Spring Break… a time for me to bloom and embrace the present. For all of Peyton’s childhood years, I had stayed behind, working 70-hour tax-season weeks while my son and his friends made memories. But not this year. A close mom friend and I decided to take our boys—and their friends and families—on a once-in-a-lifetime trip to Costa Rica for a party of twenty-five.
We white-water rafted the Rio Corobicí.
We zip-lined through the Diamanté Forest.
We ATV’d through the streets of Brasilito Village.
We soaked in the beauty of Conchal Beach.
We jet-skied off Flamingo Beach.
Even after giving up coffee for three and a half years, I savored a cup of Costa Rican coffee—because why not?
In Costa Rica, Pura Vida isn’t just a phrase—it’s a way of life. It means embracing simplicity, joy, and the present moment, no matter the circumstances. This year, I learned to live my own version of Pura Vida, letting go of fear, trusting the journey, and finally savoring the life I worked so hard to build. Heck, I even went cliff diving from four stories high, because if I was going to embrace Pura Vida, I was going all in.

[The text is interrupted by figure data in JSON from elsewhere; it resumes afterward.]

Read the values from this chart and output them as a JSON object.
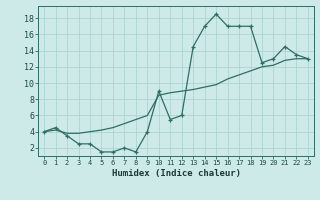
{
  "xlabel": "Humidex (Indice chaleur)",
  "ylabel": "",
  "bg_color": "#ceeae8",
  "grid_color": "#aed4d0",
  "line_color": "#2e6e65",
  "xlim": [
    -0.5,
    23.5
  ],
  "ylim": [
    1.0,
    19.5
  ],
  "xticks": [
    0,
    1,
    2,
    3,
    4,
    5,
    6,
    7,
    8,
    9,
    10,
    11,
    12,
    13,
    14,
    15,
    16,
    17,
    18,
    19,
    20,
    21,
    22,
    23
  ],
  "yticks": [
    2,
    4,
    6,
    8,
    10,
    12,
    14,
    16,
    18
  ],
  "line1_x": [
    0,
    1,
    2,
    3,
    4,
    5,
    6,
    7,
    8,
    9,
    10,
    11,
    12,
    13,
    14,
    15,
    16,
    17,
    18,
    19,
    20,
    21,
    22,
    23
  ],
  "line1_y": [
    4.0,
    4.5,
    3.5,
    2.5,
    2.5,
    1.5,
    1.5,
    2.0,
    1.5,
    4.0,
    9.0,
    5.5,
    6.0,
    14.5,
    17.0,
    18.5,
    17.0,
    17.0,
    17.0,
    12.5,
    13.0,
    14.5,
    13.5,
    13.0
  ],
  "line2_x": [
    0,
    1,
    2,
    3,
    4,
    5,
    6,
    7,
    8,
    9,
    10,
    11,
    12,
    13,
    14,
    15,
    16,
    17,
    18,
    19,
    20,
    21,
    22,
    23
  ],
  "line2_y": [
    4.0,
    4.2,
    3.8,
    3.8,
    4.0,
    4.2,
    4.5,
    5.0,
    5.5,
    6.0,
    8.5,
    8.8,
    9.0,
    9.2,
    9.5,
    9.8,
    10.5,
    11.0,
    11.5,
    12.0,
    12.2,
    12.8,
    13.0,
    13.0
  ]
}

Each of these experiences wasn’t just about letting go of my son as he stepped into adulthood. It was about letting go of the scarcity mindset holding me captive for 39 years. I realized my fears weren’t just about money. I had lived in a scarcity of time. Of control. Of certainty. In doing so, I had almost robbed myself of the most precious moments of this last year of “normal” with my firstborn. In choosing to embrace life instead of fearing it, I felt something I hadn’t in a long time. Freedom. Courage. Excitement.
For the first time, I wasn’t just surviving. I was living. I was blooming.
As I stand at the edge of this new chapter, I still don’t know exactly what’s ahead. The waiting, the uncertainty—it’s all still there. But for the first time, I’m not letting it steal my joy.
This year wasn’t just about preparing my son for his future; it was about preparing me for mine. Learning to trust, to release, to embrace the present. To stop living in fear of “what if” and start living in the beauty of what is.
I don’t have all the answers, but maybe that was never the point. The journey—the growth, the pruning, the blooming—that was the destination all along.